This New Tool Wants To Make The Off-Price Clothing Business Easier

In the apparel world, the term “off-price” is used for excess inventory in fashion outlets and other lower-price retail stores. Brands sell their excess inventory to buyers, negotiating discounts and conditions that make the off-price market complex. But the last real innovation to keep track of those negotiations was the humble Excel spreadsheet, introduced decades ago. Startup INTURN released a cloud-based SaaS solution in April 2015 to bring the off-price apparel market into the 21st century, and with a $9.7 million fundraising round back in January, INTURN is set to keep growing.

While brands sell their first-run apparel to all buyers at the same price (that is, “full price”), brands negotiate sale rates for off-price apparel with each buyer. The brand sells off-price apparel at a discount so they can define stipulations for where and when the buyer may resell that off-price inventory to discount retail stores and outlets. This matters because brands don’t want their off-price products to end up competing with its same product at full price.

Those sale rate negotiations can get complex pretty quickly, with brands and buyers trading email offers and counter-offers. Without something like INTURN, each side’s team manually plugs the metrics for each offer (order volume, sizes, discounts, etc.) into separate Excel spreadsheets to calculate the offer’s value, then puts together a counter-offer and emails it back to the other party. In other words, it is a very manual affair, which means plenty of opportunities for human error.

INTURN’s cloud-based SaaS software puts all the requests, offers/counter-offers, and offer calculations in one place. Instead of emails and endless Excel grids, INTURN’s software has a simple, organized what-you-see-is-what-you-get interface. It gets the brand’s inventory info by ingesting Excel spreadsheets and linking products with their accompanying images, which is actually a big deal, since product numbers are usually separated from product images across different databases. Then each side fiddles with the WYSIWG interface, changing parameters (volume, discounts, deal stipulations) that will be reflected in the offer, which can be sent from INTURN with a click.

INTURN launched 2.5 years ago to tackle the holistic challenge of the off-price inventory market, says INTURN cofounder and CEO Ronen Lazar. The INTURN team certainly learned from existing fashion industry software, but not much: The off-price market has so many different variables than the full-price market.

“Full-price retail isn’t price-elastic,” says Lazar. For the off-price market, it matters “how you package inventory and where you’re selling it. There are some years you have more or less inventory between seasons.”

Nor does off-price apparel have much in common with other data-mined industries, like appliances. Aside from having little variation from TV to TV, new TVs aren’t going to be unsellable in three months because they’ve fallen out of fashion.

INTURN’s software has three major goals.

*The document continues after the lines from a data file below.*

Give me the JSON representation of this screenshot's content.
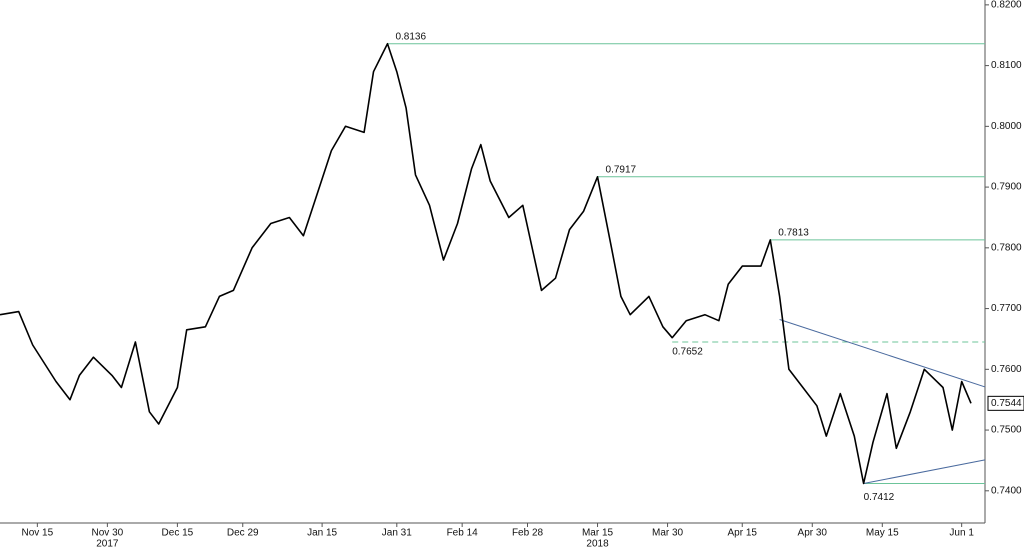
{
  "chart_data": {
    "type": "line",
    "color": "#000000",
    "x": [
      "2017-11-07",
      "2017-11-11",
      "2017-11-14",
      "2017-11-19",
      "2017-11-22",
      "2017-11-24",
      "2017-11-27",
      "2017-12-01",
      "2017-12-03",
      "2017-12-06",
      "2017-12-09",
      "2017-12-11",
      "2017-12-15",
      "2017-12-17",
      "2017-12-21",
      "2017-12-24",
      "2017-12-27",
      "2017-12-31",
      "2018-01-04",
      "2018-01-08",
      "2018-01-11",
      "2018-01-14",
      "2018-01-17",
      "2018-01-20",
      "2018-01-24",
      "2018-01-26",
      "2018-01-29",
      "2018-01-31",
      "2018-02-02",
      "2018-02-04",
      "2018-02-07",
      "2018-02-10",
      "2018-02-13",
      "2018-02-16",
      "2018-02-18",
      "2018-02-20",
      "2018-02-24",
      "2018-02-27",
      "2018-03-03",
      "2018-03-06",
      "2018-03-09",
      "2018-03-12",
      "2018-03-15",
      "2018-03-18",
      "2018-03-20",
      "2018-03-22",
      "2018-03-26",
      "2018-03-29",
      "2018-03-31",
      "2018-04-03",
      "2018-04-07",
      "2018-04-10",
      "2018-04-12",
      "2018-04-15",
      "2018-04-19",
      "2018-04-21",
      "2018-04-23",
      "2018-04-25",
      "2018-04-28",
      "2018-05-01",
      "2018-05-03",
      "2018-05-06",
      "2018-05-09",
      "2018-05-11",
      "2018-05-13",
      "2018-05-16",
      "2018-05-18",
      "2018-05-21",
      "2018-05-24",
      "2018-05-28",
      "2018-05-30",
      "2018-06-01",
      "2018-06-03"
    ],
    "values": [
      0.769,
      0.7695,
      0.764,
      0.758,
      0.755,
      0.759,
      0.762,
      0.759,
      0.757,
      0.7645,
      0.753,
      0.751,
      0.757,
      0.7665,
      0.767,
      0.772,
      0.773,
      0.78,
      0.784,
      0.785,
      0.782,
      0.789,
      0.796,
      0.8,
      0.799,
      0.809,
      0.8136,
      0.809,
      0.803,
      0.792,
      0.787,
      0.778,
      0.784,
      0.793,
      0.797,
      0.791,
      0.785,
      0.787,
      0.773,
      0.775,
      0.783,
      0.786,
      0.7917,
      0.78,
      0.772,
      0.769,
      0.772,
      0.767,
      0.7652,
      0.768,
      0.769,
      0.768,
      0.774,
      0.777,
      0.777,
      0.7813,
      0.772,
      0.76,
      0.757,
      0.754,
      0.749,
      0.756,
      0.749,
      0.7412,
      0.748,
      0.756,
      0.747,
      0.753,
      0.76,
      0.757,
      0.75,
      0.758,
      0.7544
    ],
    "xlim": [
      "2017-11-07",
      "2018-06-06"
    ],
    "xticks": [
      {
        "value": "2017-11-15",
        "label": "Nov 15"
      },
      {
        "value": "2017-11-30",
        "label": "Nov 30"
      },
      {
        "value": "2017-12-15",
        "label": "Dec 15"
      },
      {
        "value": "2017-12-29",
        "label": "Dec 29"
      },
      {
        "value": "2018-01-15",
        "label": "Jan 15"
      },
      {
        "value": "2018-01-31",
        "label": "Jan 31"
      },
      {
        "value": "2018-02-14",
        "label": "Feb 14"
      },
      {
        "value": "2018-02-28",
        "label": "Feb 28"
      },
      {
        "value": "2018-03-15",
        "label": "Mar 15"
      },
      {
        "value": "2018-03-30",
        "label": "Mar 30"
      },
      {
        "value": "2018-04-15",
        "label": "Apr 15"
      },
      {
        "value": "2018-04-30",
        "label": "Apr 30"
      },
      {
        "value": "2018-05-15",
        "label": "May 15"
      },
      {
        "value": "2018-06-01",
        "label": "Jun 1"
      }
    ],
    "x_year_labels": [
      {
        "value": "2017-11-30",
        "label": "2017"
      },
      {
        "value": "2018-03-15",
        "label": "2018"
      }
    ],
    "ylim": [
      0.7347,
      0.8208
    ],
    "yticks": [
      {
        "value": 0.74,
        "label": "0.7400"
      },
      {
        "value": 0.75,
        "label": "0.7500"
      },
      {
        "value": 0.76,
        "label": "0.7600"
      },
      {
        "value": 0.77,
        "label": "0.7700"
      },
      {
        "value": 0.78,
        "label": "0.7800"
      },
      {
        "value": 0.79,
        "label": "0.7900"
      },
      {
        "value": 0.8,
        "label": "0.8000"
      },
      {
        "value": 0.81,
        "label": "0.8100"
      },
      {
        "value": 0.82,
        "label": "0.8200"
      }
    ],
    "levels": [
      {
        "value": 0.8136,
        "x": "2018-01-29"
      },
      {
        "value": 0.7917,
        "x": "2018-03-15"
      },
      {
        "value": 0.7813,
        "x": "2018-04-21"
      },
      {
        "value": 0.7652,
        "x": "2018-03-31",
        "line_value": 0.7645,
        "dashed": true
      },
      {
        "value": 0.7412,
        "x": "2018-05-11"
      }
    ],
    "level_color": "#6cc49a",
    "trendlines": [
      {
        "x": [
          "2018-04-23",
          "2018-06-06"
        ],
        "values": [
          0.7682,
          0.7571
        ]
      },
      {
        "x": [
          "2018-05-11",
          "2018-06-06"
        ],
        "values": [
          0.7412,
          0.7451
        ]
      }
    ],
    "trend_color": "#4a6a9e"
  }
}
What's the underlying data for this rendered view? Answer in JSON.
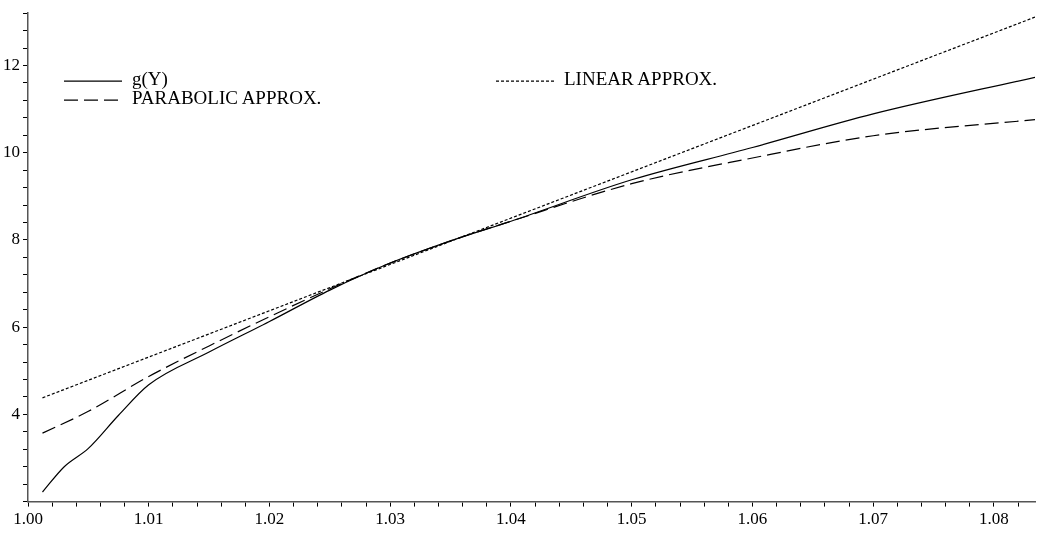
{
  "chart_data": {
    "type": "line",
    "xlim": [
      1.0,
      1.0834
    ],
    "ylim": [
      2.0,
      13.2
    ],
    "xticks": [
      {
        "value": 1.0,
        "label": "1.00"
      },
      {
        "value": 1.002,
        "label": null
      },
      {
        "value": 1.004,
        "label": null
      },
      {
        "value": 1.006,
        "label": null
      },
      {
        "value": 1.008,
        "label": null
      },
      {
        "value": 1.01,
        "label": "1.01"
      },
      {
        "value": 1.012,
        "label": null
      },
      {
        "value": 1.014,
        "label": null
      },
      {
        "value": 1.016,
        "label": null
      },
      {
        "value": 1.018,
        "label": null
      },
      {
        "value": 1.02,
        "label": "1.02"
      },
      {
        "value": 1.022,
        "label": null
      },
      {
        "value": 1.024,
        "label": null
      },
      {
        "value": 1.026,
        "label": null
      },
      {
        "value": 1.028,
        "label": null
      },
      {
        "value": 1.03,
        "label": "1.03"
      },
      {
        "value": 1.032,
        "label": null
      },
      {
        "value": 1.034,
        "label": null
      },
      {
        "value": 1.036,
        "label": null
      },
      {
        "value": 1.038,
        "label": null
      },
      {
        "value": 1.04,
        "label": "1.04"
      },
      {
        "value": 1.042,
        "label": null
      },
      {
        "value": 1.044,
        "label": null
      },
      {
        "value": 1.046,
        "label": null
      },
      {
        "value": 1.048,
        "label": null
      },
      {
        "value": 1.05,
        "label": "1.05"
      },
      {
        "value": 1.052,
        "label": null
      },
      {
        "value": 1.054,
        "label": null
      },
      {
        "value": 1.056,
        "label": null
      },
      {
        "value": 1.058,
        "label": null
      },
      {
        "value": 1.06,
        "label": "1.06"
      },
      {
        "value": 1.062,
        "label": null
      },
      {
        "value": 1.064,
        "label": null
      },
      {
        "value": 1.066,
        "label": null
      },
      {
        "value": 1.068,
        "label": null
      },
      {
        "value": 1.07,
        "label": "1.07"
      },
      {
        "value": 1.072,
        "label": null
      },
      {
        "value": 1.074,
        "label": null
      },
      {
        "value": 1.076,
        "label": null
      },
      {
        "value": 1.078,
        "label": null
      },
      {
        "value": 1.08,
        "label": "1.08"
      },
      {
        "value": 1.082,
        "label": null
      }
    ],
    "yticks": [
      {
        "value": 2.0,
        "label": null
      },
      {
        "value": 2.4,
        "label": null
      },
      {
        "value": 2.8,
        "label": null
      },
      {
        "value": 3.2,
        "label": null
      },
      {
        "value": 3.6,
        "label": null
      },
      4,
      {
        "value": 4.4,
        "label": null
      },
      {
        "value": 4.8,
        "label": null
      },
      {
        "value": 5.2,
        "label": null
      },
      {
        "value": 5.6,
        "label": null
      },
      6,
      {
        "value": 6.4,
        "label": null
      },
      {
        "value": 6.8,
        "label": null
      },
      {
        "value": 7.2,
        "label": null
      },
      {
        "value": 7.6,
        "label": null
      },
      8,
      {
        "value": 8.4,
        "label": null
      },
      {
        "value": 8.8,
        "label": null
      },
      {
        "value": 9.2,
        "label": null
      },
      {
        "value": 9.6,
        "label": null
      },
      10,
      {
        "value": 10.4,
        "label": null
      },
      {
        "value": 10.8,
        "label": null
      },
      {
        "value": 11.2,
        "label": null
      },
      {
        "value": 11.6,
        "label": null
      },
      12,
      {
        "value": 12.4,
        "label": null
      },
      {
        "value": 12.8,
        "label": null
      },
      {
        "value": 13.2,
        "label": null
      }
    ],
    "grid": false,
    "legend": "top left",
    "marker": "none",
    "series": [
      {
        "name": "g(Y)",
        "color": "#000000",
        "line_style": "solid",
        "x": [
          1.0012,
          1.003,
          1.005,
          1.0075,
          1.01,
          1.015,
          1.02,
          1.025,
          1.03,
          1.035,
          1.04,
          1.05,
          1.06,
          1.07,
          1.0834
        ],
        "values": [
          2.22,
          2.8,
          3.22,
          3.98,
          4.68,
          5.43,
          6.13,
          6.85,
          7.47,
          7.98,
          8.43,
          9.38,
          10.12,
          10.89,
          11.73
        ]
      },
      {
        "name": "LINEAR APPROX.",
        "color": "#000000",
        "line_style": "dotted",
        "x": [
          1.0012,
          1.0834
        ],
        "values": [
          4.38,
          13.11
        ]
      },
      {
        "name": "PARABOLIC APPROX.",
        "color": "#000000",
        "line_style": "dashed",
        "x": [
          1.0012,
          1.005,
          1.01,
          1.015,
          1.02,
          1.025,
          1.03,
          1.035,
          1.04,
          1.05,
          1.06,
          1.07,
          1.0834
        ],
        "values": [
          3.57,
          4.07,
          4.87,
          5.57,
          6.24,
          6.88,
          7.47,
          7.98,
          8.43,
          9.29,
          9.88,
          10.39,
          10.76
        ]
      }
    ]
  }
}
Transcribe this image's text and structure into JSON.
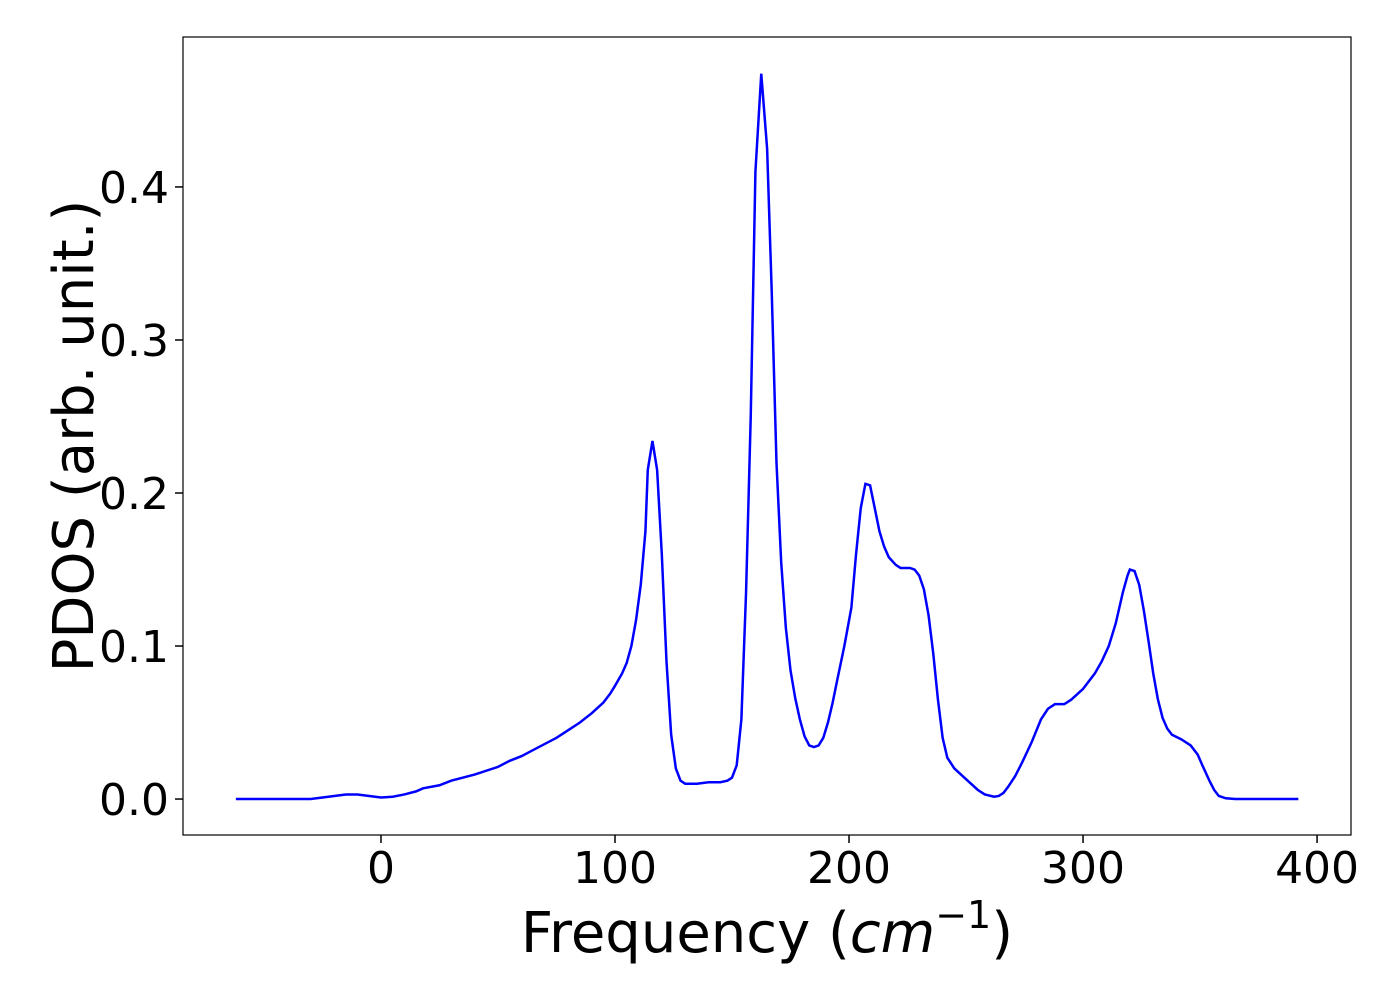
{
  "chart_data": {
    "type": "line",
    "x_label": [
      "Frequency (",
      "cm",
      "−1",
      ")"
    ],
    "y_label": "PDOS (arb. unit.)",
    "xlim": [
      -84.6,
      414.5
    ],
    "ylim": [
      -0.0235,
      0.498
    ],
    "xticks": [
      0,
      100,
      200,
      300,
      400
    ],
    "yticks": [
      {
        "value": 0,
        "label": "0.0"
      },
      0.1,
      0.2,
      0.3,
      0.4
    ],
    "x": [
      -62,
      -30,
      -25,
      -15,
      -10,
      -5,
      0,
      5,
      10,
      15,
      18,
      25,
      30,
      40,
      50,
      55,
      60,
      65,
      70,
      75,
      80,
      85,
      90,
      95,
      98,
      100,
      103,
      105,
      107,
      109,
      111,
      113,
      114,
      116,
      118,
      120,
      122,
      124,
      126,
      128,
      130,
      135,
      140,
      145,
      148,
      150,
      152,
      154,
      156,
      158,
      160,
      162.5,
      165,
      167,
      169,
      171,
      173,
      175,
      177,
      179,
      181,
      183,
      185,
      187,
      189,
      191,
      193,
      195,
      198,
      201,
      203,
      205,
      207,
      209,
      211,
      213,
      215,
      217,
      220,
      222,
      226,
      228,
      230,
      232,
      234,
      236,
      238,
      240,
      242,
      245,
      250,
      255,
      258,
      262,
      264,
      266,
      268,
      271,
      274,
      278,
      282,
      285,
      288,
      292,
      295,
      300,
      305,
      308,
      311,
      314,
      317,
      319,
      320,
      322,
      324,
      326,
      328,
      330,
      332,
      334,
      336,
      338,
      342,
      346,
      349,
      351,
      354,
      356,
      358,
      361,
      365,
      392
    ],
    "series": [
      {
        "name": "PDOS",
        "color": "#0000ff",
        "values": [
          0,
          0,
          0.001,
          0.003,
          0.003,
          0.002,
          0.001,
          0.0015,
          0.003,
          0.005,
          0.007,
          0.009,
          0.012,
          0.016,
          0.021,
          0.025,
          0.028,
          0.032,
          0.036,
          0.04,
          0.045,
          0.05,
          0.056,
          0.063,
          0.069,
          0.074,
          0.082,
          0.089,
          0.1,
          0.117,
          0.14,
          0.175,
          0.215,
          0.234,
          0.215,
          0.16,
          0.09,
          0.042,
          0.02,
          0.012,
          0.01,
          0.01,
          0.011,
          0.011,
          0.012,
          0.014,
          0.022,
          0.052,
          0.135,
          0.25,
          0.41,
          0.474,
          0.425,
          0.33,
          0.22,
          0.155,
          0.112,
          0.084,
          0.066,
          0.052,
          0.041,
          0.035,
          0.034,
          0.035,
          0.04,
          0.05,
          0.063,
          0.078,
          0.1,
          0.125,
          0.16,
          0.19,
          0.206,
          0.205,
          0.19,
          0.175,
          0.165,
          0.158,
          0.153,
          0.151,
          0.151,
          0.15,
          0.146,
          0.137,
          0.12,
          0.095,
          0.065,
          0.04,
          0.027,
          0.02,
          0.013,
          0.006,
          0.003,
          0.0015,
          0.002,
          0.004,
          0.008,
          0.015,
          0.024,
          0.037,
          0.052,
          0.059,
          0.062,
          0.062,
          0.065,
          0.072,
          0.082,
          0.09,
          0.1,
          0.115,
          0.135,
          0.146,
          0.15,
          0.149,
          0.14,
          0.123,
          0.103,
          0.082,
          0.065,
          0.053,
          0.046,
          0.042,
          0.039,
          0.035,
          0.029,
          0.022,
          0.012,
          0.006,
          0.002,
          0.0005,
          0,
          0
        ]
      }
    ]
  }
}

The first is to improve pre-negotiation efficiency, since too many man-hours are devoted to copying and pasting data and identifying products amid those vast Excel grids—time saved means seasonal off-price apparel has more time on the shelves. The second is to increase liquidity, improving efficiency once the deal is done and inputting those precisely negotiated values back into each system.

The third is tracking data. INTURN’s software also has a business intelligence portion to track seller and buyer activity and form predictive analytics. INTURN assures that it doesn’t commingle data between clients, who are often competing brands.

INTURN is built to improve the brand’s flexibility when it comes to selling to buyers great and small. While that has clear applications across the U.S. market, it’s the European market that INTURN hopes to help brands sell into. With multiple currencies and a very atypical market price between regions, INTURN helps manage variables within the negotiation and maintain brand integrity so the product doesn’t end up right back alongside and competing with the same product in full-price markets.

The last company that tried to do what INTURN is attempting was in the late ’90s, claims Lazar. Tech has certainly come a long way since then, and centralizing the negotiation process between brands and buyers certainly relies on the cloud-based infrastructure that INTURN built its software around.